Le Soleil, qui nous prodigue lumière et chaleur, est aussi le siège de phénomènes démesurés. En 2017, une puissante éruption solaire a ainsi émis des rayons gamma dont l'origine a laissé les astronomes sans réponse. Ces émissions semblaient provenir d'une zone particulière de l'atmosphère solaire, mais leur source précise demeurait incomprise jusqu'à aujourd'hui.

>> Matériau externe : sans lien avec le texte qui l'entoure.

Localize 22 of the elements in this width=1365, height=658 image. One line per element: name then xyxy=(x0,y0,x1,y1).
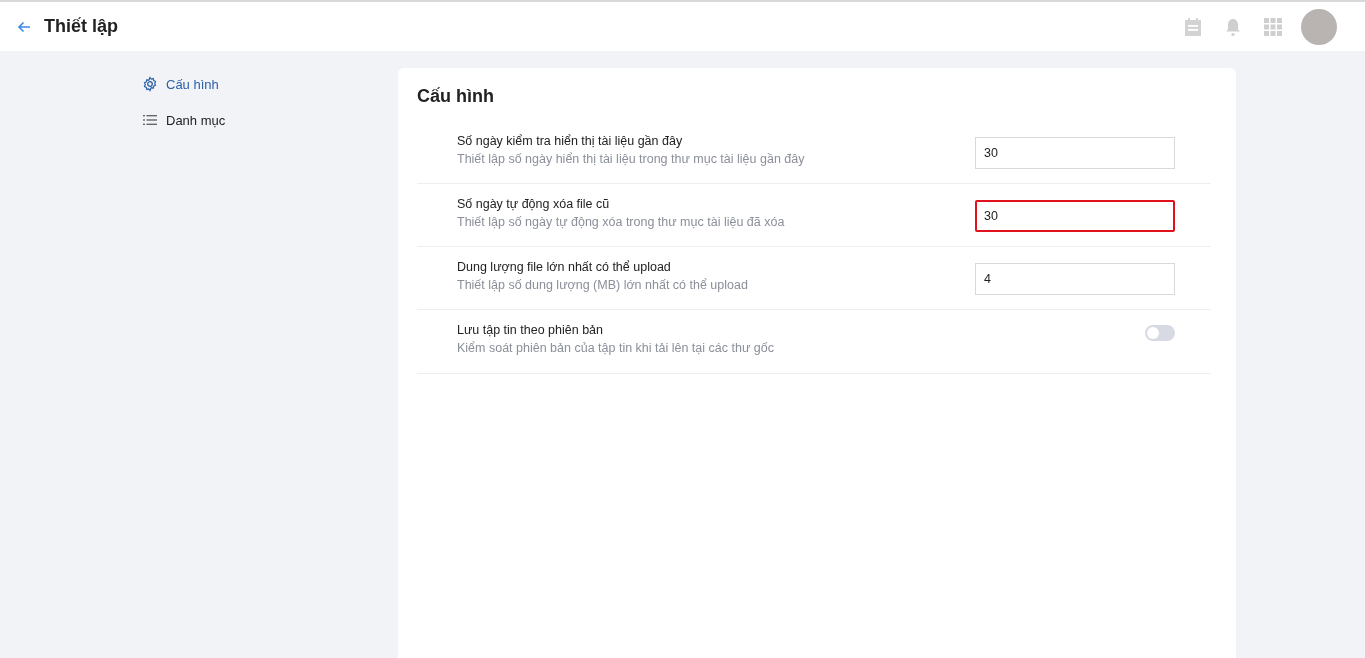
toggle-switch[interactable] xyxy=(1145,325,1175,341)
setting-title: Lưu tập tin theo phiên bản xyxy=(457,323,604,337)
number-field[interactable]: 30 xyxy=(975,200,1175,232)
page-title: Thiết lập xyxy=(44,16,118,37)
gear-icon xyxy=(142,76,158,92)
setting-description: Thiết lập số ngày hiển thị tài liệu trong thư mục tài liệu gần đây xyxy=(457,152,806,166)
sidebar-item[interactable]: Cấu hình xyxy=(142,76,219,92)
setting-title: Số ngày tự động xóa file cũ xyxy=(457,197,611,211)
setting-description: Thiết lập số ngày tự động xóa trong thư mục tài liệu đã xóa xyxy=(457,215,786,229)
sidebar-item[interactable]: Danh mục xyxy=(142,112,226,128)
setting-title: Dung lượng file lớn nhất có thể upload xyxy=(457,260,672,274)
calendar-icon[interactable] xyxy=(1183,16,1203,37)
number-field[interactable]: 4 xyxy=(975,263,1175,295)
setting-description: Thiết lập số dung lượng (MB) lớn nhất có thể upload xyxy=(457,278,749,292)
setting-title: Số ngày kiểm tra hiển thị tài liệu gần đây xyxy=(457,134,684,148)
bell-icon[interactable] xyxy=(1223,16,1243,37)
apps-grid-icon[interactable] xyxy=(1263,16,1283,37)
list-icon xyxy=(142,112,158,128)
panel-title: Cấu hình xyxy=(417,86,495,107)
avatar[interactable] xyxy=(1301,8,1337,45)
setting-description: Kiểm soát phiên bản của tập tin khi tải lên tại các thư gốc xyxy=(457,341,775,355)
number-field[interactable]: 30 xyxy=(975,137,1175,169)
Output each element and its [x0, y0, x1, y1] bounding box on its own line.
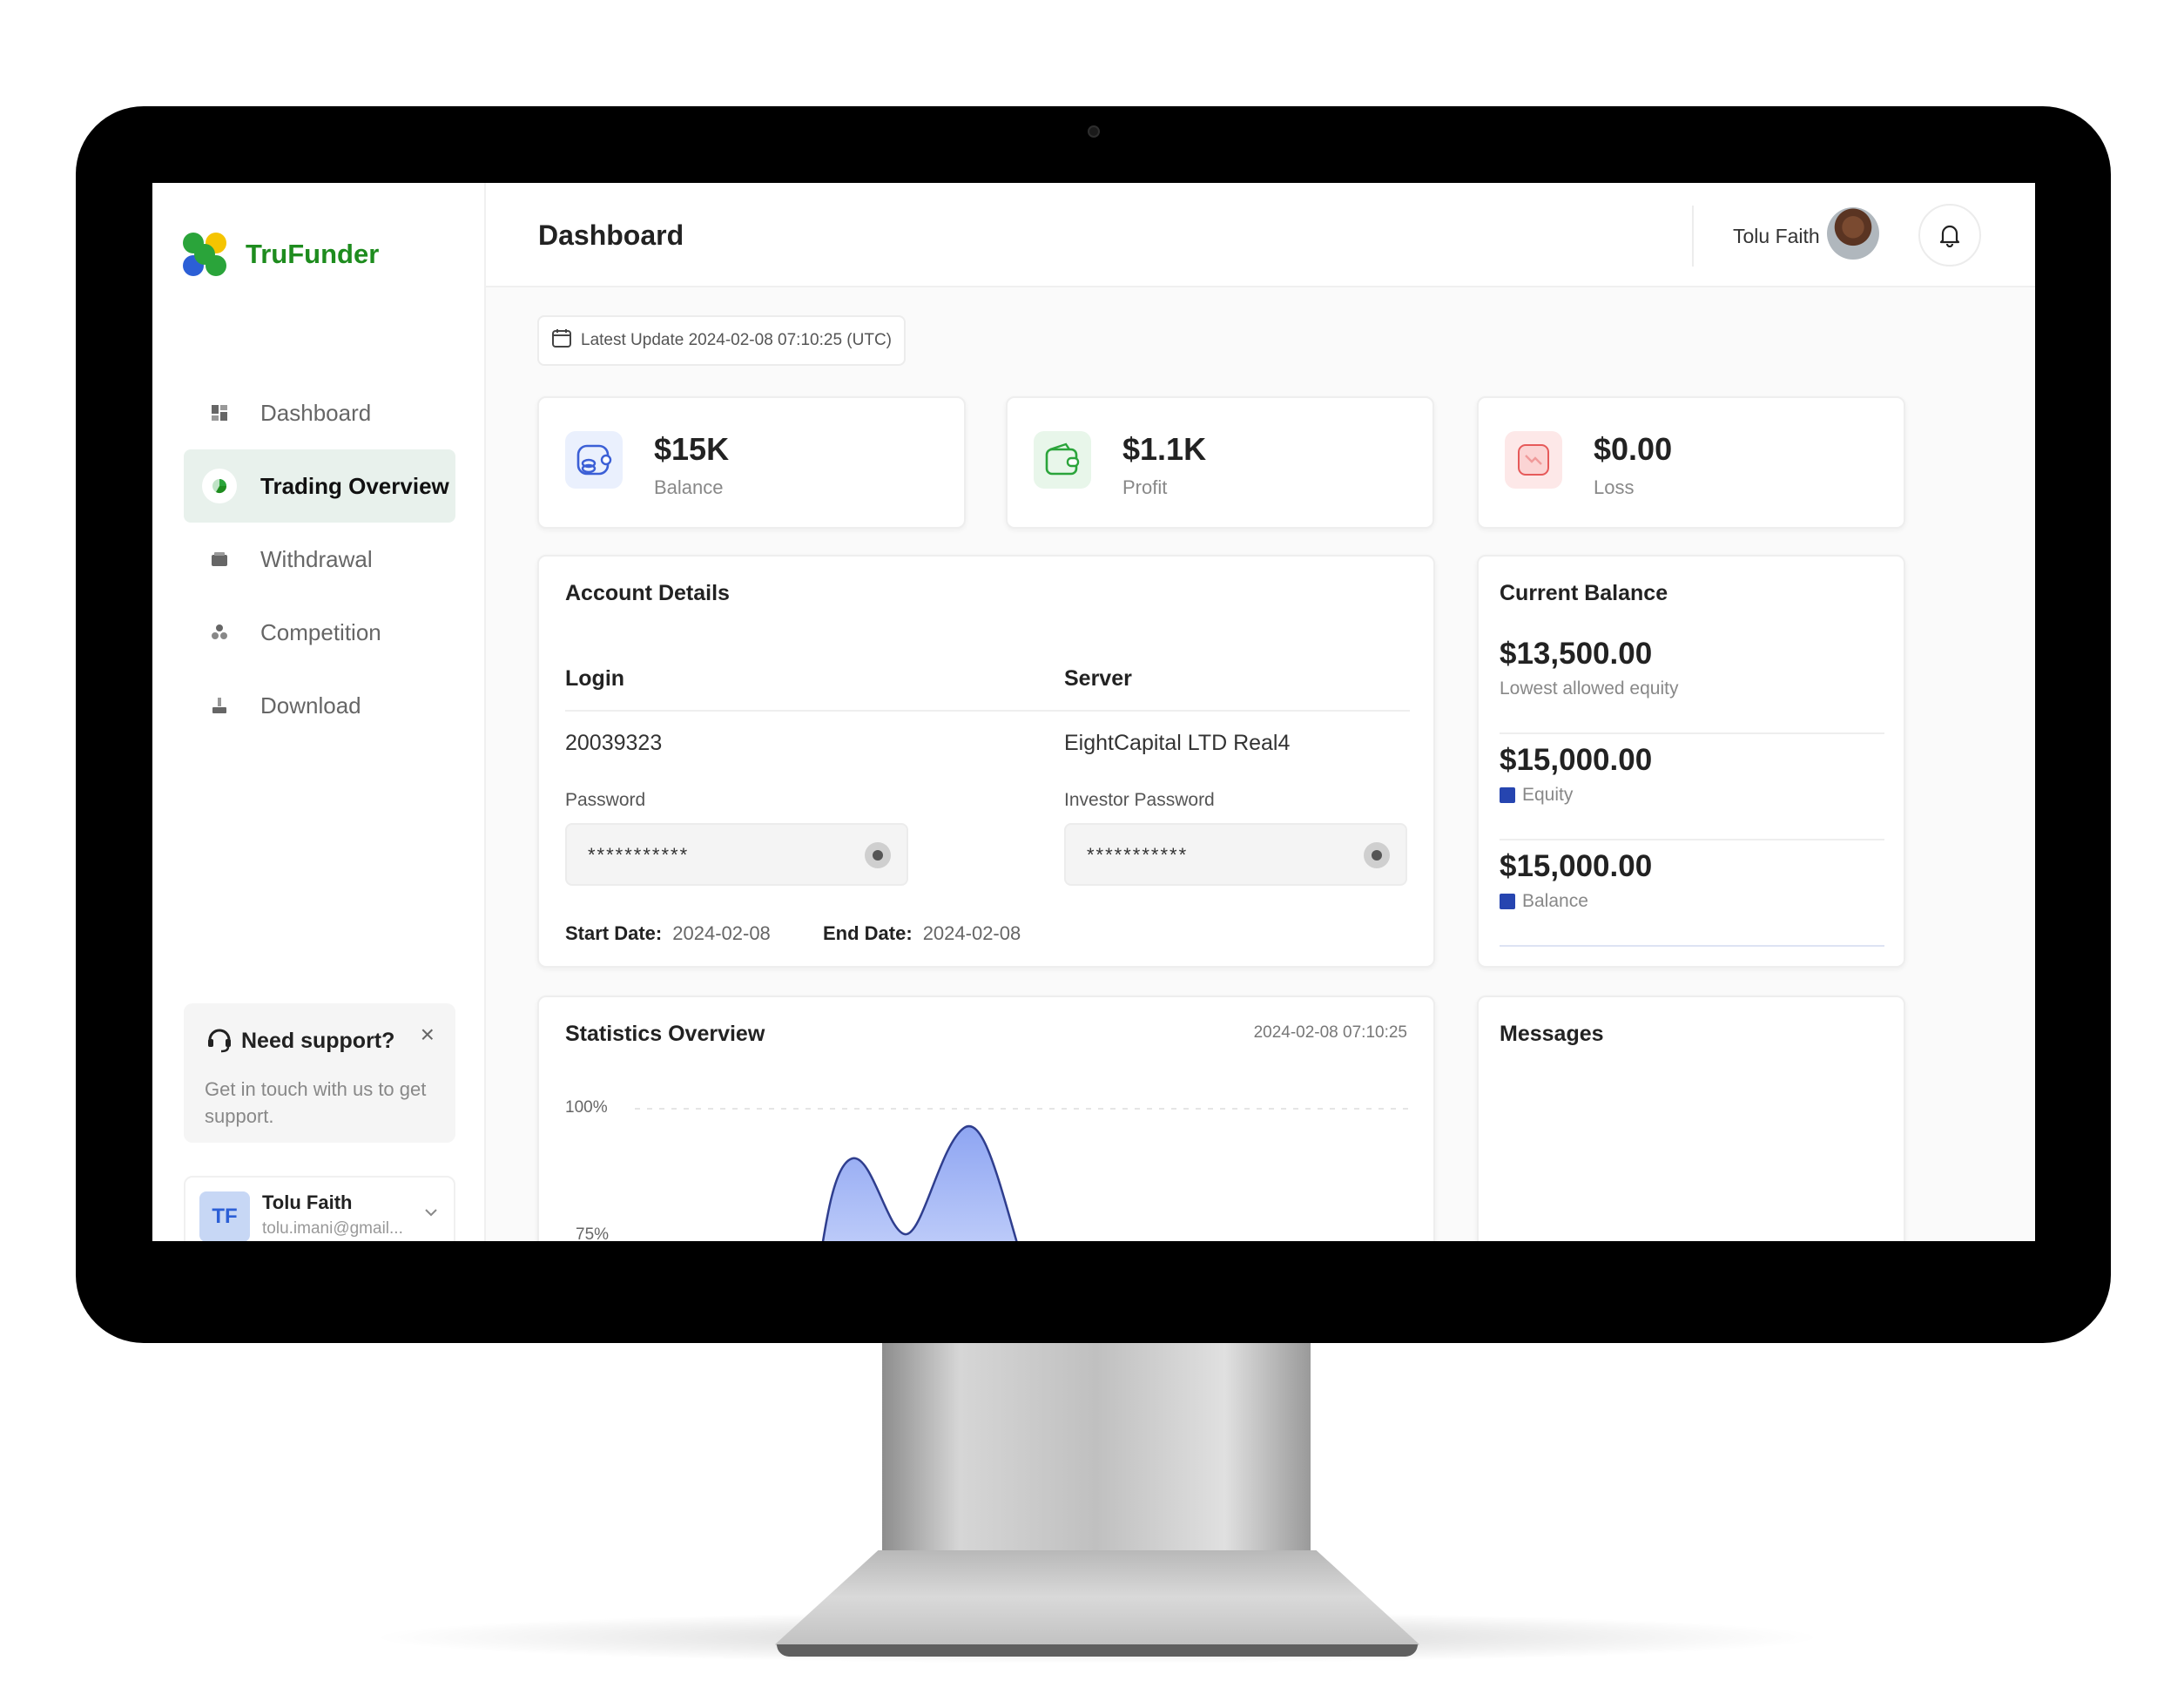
- user-name: Tolu Faith: [262, 1191, 353, 1213]
- end-date: End Date: 2024-02-08: [823, 922, 1021, 945]
- stat-card-balance: $15K Balance: [537, 396, 966, 529]
- dashboard-icon: [210, 403, 229, 422]
- investor-password-label: Investor Password: [1064, 790, 1215, 810]
- stat-value: $0.00: [1594, 431, 1673, 467]
- statistics-chart: [635, 1108, 1410, 1241]
- password-label: Password: [565, 790, 646, 810]
- start-date: Start Date: 2024-02-08: [565, 922, 771, 945]
- coins-icon: [565, 431, 623, 489]
- current-balance-card: Current Balance $13,500.00 Lowest allowe…: [1477, 555, 1905, 968]
- wallet-icon: [1034, 431, 1091, 489]
- support-card: Need support? × Get in touch with us to …: [184, 1003, 455, 1143]
- account-details-card: Account Details Login Server 20039323 Ei…: [537, 555, 1435, 968]
- end-date-value: 2024-02-08: [922, 922, 1021, 944]
- password-field[interactable]: ***********: [565, 823, 908, 886]
- balance-row: $15,000.00 Equity: [1500, 743, 1884, 840]
- sidebar-item-dashboard[interactable]: Dashboard: [184, 376, 455, 449]
- balance-amount: $15,000.00: [1500, 743, 1653, 777]
- investor-password-mask: ***********: [1087, 844, 1189, 866]
- balance-row: $15,000.00 Balance: [1500, 849, 1884, 947]
- login-value: 20039323: [565, 731, 663, 755]
- sidebar-nav: Dashboard Trading Overview Withdrawal Co…: [184, 376, 455, 742]
- legend-swatch: [1500, 787, 1515, 803]
- balance-amount: $13,500.00: [1500, 637, 1653, 671]
- user-email: tolu.imani@gmail...: [262, 1219, 403, 1238]
- balance-label: Balance: [1500, 891, 1884, 912]
- stat-label: Balance: [654, 476, 724, 498]
- series-area: [821, 1124, 1018, 1241]
- balance-label: Lowest allowed equity: [1500, 678, 1679, 699]
- trophy-icon: [210, 623, 229, 642]
- sidebar: TruFunder Dashboard Trading Overview Wit…: [152, 183, 486, 1241]
- server-header: Server: [1064, 666, 1132, 691]
- monitor-base-lip: [777, 1644, 1418, 1657]
- sidebar-item-label: Withdrawal: [260, 545, 373, 572]
- section-title: Account Details: [565, 581, 730, 605]
- stat-value: $1.1K: [1122, 431, 1207, 467]
- logo[interactable]: TruFunder: [181, 231, 379, 278]
- server-value: EightCapital LTD Real4: [1064, 731, 1291, 755]
- start-date-value: 2024-02-08: [672, 922, 771, 944]
- trend-down-icon: [1505, 431, 1562, 489]
- chevron-down-icon[interactable]: [424, 1202, 438, 1222]
- calendar-icon: [551, 327, 572, 354]
- sidebar-item-label: Dashboard: [260, 399, 372, 426]
- sidebar-item-label: Download: [260, 692, 361, 719]
- legend-swatch: [1500, 894, 1515, 909]
- monitor-base: [775, 1550, 1419, 1655]
- eye-icon[interactable]: [1364, 842, 1390, 868]
- sidebar-item-download[interactable]: Download: [184, 669, 455, 742]
- close-icon[interactable]: ×: [421, 1021, 435, 1049]
- wallet-icon: [210, 550, 229, 569]
- sidebar-item-withdrawal[interactable]: Withdrawal: [184, 523, 455, 596]
- statistics-overview-card: Statistics Overview 2024-02-08 07:10:25 …: [537, 996, 1435, 1241]
- header-user-name[interactable]: Tolu Faith: [1733, 225, 1820, 248]
- monitor-camera: [1088, 125, 1100, 138]
- sidebar-item-trading-overview[interactable]: Trading Overview: [184, 449, 455, 523]
- header: Dashboard Tolu Faith: [486, 183, 2035, 287]
- support-text: Get in touch with us to get support.: [205, 1078, 427, 1127]
- sidebar-item-label: Competition: [260, 618, 381, 645]
- sidebar-item-label: Trading Overview: [260, 472, 449, 499]
- stat-value: $15K: [654, 431, 730, 467]
- eye-icon[interactable]: [865, 842, 891, 868]
- sidebar-item-competition[interactable]: Competition: [184, 596, 455, 669]
- messages-card: Messages: [1477, 996, 1905, 1241]
- section-title: Current Balance: [1500, 581, 1668, 605]
- balance-label: Equity: [1500, 785, 1884, 806]
- balance-amount: $15,000.00: [1500, 849, 1653, 883]
- screen: TruFunder Dashboard Trading Overview Wit…: [152, 183, 2035, 1241]
- avatar[interactable]: [1827, 207, 1879, 260]
- support-title: Need support?: [241, 1029, 395, 1053]
- investor-password-field[interactable]: ***********: [1064, 823, 1407, 886]
- end-date-label: End Date:: [823, 922, 913, 944]
- latest-update-chip: Latest Update 2024-02-08 07:10:25 (UTC): [537, 315, 906, 366]
- headset-icon: [205, 1024, 234, 1058]
- start-date-label: Start Date:: [565, 922, 663, 944]
- login-header: Login: [565, 666, 625, 691]
- notification-bell-icon[interactable]: [1918, 204, 1981, 267]
- logo-mark-icon: [181, 231, 228, 278]
- stat-label: Profit: [1122, 476, 1168, 498]
- download-icon: [210, 696, 229, 715]
- password-mask: ***********: [588, 844, 690, 866]
- stat-card-loss: $0.00 Loss: [1477, 396, 1905, 529]
- divider: [565, 710, 1410, 712]
- section-title: Messages: [1500, 1022, 1604, 1046]
- stat-card-profit: $1.1K Profit: [1006, 396, 1434, 529]
- page-title: Dashboard: [538, 219, 684, 251]
- balance-row: $13,500.00 Lowest allowed equity: [1500, 637, 1884, 734]
- avatar: TF: [199, 1191, 250, 1241]
- pie-chart-icon: [202, 469, 237, 503]
- stat-label: Loss: [1594, 476, 1635, 498]
- header-divider: [1692, 206, 1694, 267]
- logo-text: TruFunder: [246, 239, 380, 269]
- user-card[interactable]: TF Tolu Faith tolu.imani@gmail...: [184, 1176, 455, 1241]
- latest-update-text: Latest Update 2024-02-08 07:10:25 (UTC): [581, 331, 892, 349]
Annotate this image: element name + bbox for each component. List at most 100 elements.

Une équipe du Centre de recherche solaire-terrestre du NJIT a identifié l'origine de ces rayonnements. En se penchant sur les données d'un sursaut de classe X8.2, les scientifiques ont mis en évidence une population de particules inédite dans la couronne solaire. Ces particules atteignent des énergies de plusieurs millions d'électronvolts, largement supérieures à celles habituellement rencontrées lors des éruptions. Cette trouvaille lève donc le voile sur un mécanisme jusqu'alors inconnu de notre étoile.
Une éruption solaire de classe X8.2 illumine le bord du Soleil le 10 septembre 2017. Cette image a été capturée par l'Observatoire de la Dynamique Solaire de la NASA et montre un mélange de lumière des longueurs d'onde 171 et 304 angströms.
Crédit: NASA/GSFC/SDO
Pour parvenir à ce résultat, les chercheurs ont croisé les observations de deux instruments. Le télescope spatial Fermi de la NASA a mesuré les rayons gamma de haute énergie, tandis que le réseau radio EOVSA au sol a fourni des images en micro-ondes. La superposition de ces données a permis d'isoler une région spécifique de l'atmosphère solaire, dénommée ROI 3. Cette méthode a établi un lien entre les signaux énergétiques et une activité locale bien précise.
Au sein de cette zone, les scientifiques ont détecté un nombre important de particules accélérées à des vitesses proches de celle de la lumière. À la différence des électrons classiques des éruptions, cette nouvelle population présente une forte concentration en particules à très haute énergie, avec peu d'électrons à basse énergie. Cette distribution particulière a rendu possible l'association directe de ces particules aux émissions gamma captées.
Le mécanisme responsable, appelé bremsstrahlung ou rayonnement de freinage, est pour sa part bien connu. Il se produit lorsque des particules chargées comme des électrons entrent en collision avec la matière, ici l'atmosphère solaire, et libèrent ainsi un rayonnement de haute énergie. C'est ce processus qui engendre les rayons gamma observés, élucidant un pan méconnu de la physique des éruptions solaires et mettant fin à un débat scientifique.
Cette avancée permet de mieux saisir comment les éruptions solaires parviennent à accélérer des particules à des niveaux d'énergie aussi extrêmes. Elle facilite également le développement de modèles plus performants pour prévoir la météorologie spatiale, laquelle affecte les systèmes technologiques terrestres. Certains points restent à préciser, notamment la nature exacte de ces particules, qui pourraient être des électrons ou des positrons. Des instruments améliorés tels qu'EOVSA-15 permettront d'aller plus loin.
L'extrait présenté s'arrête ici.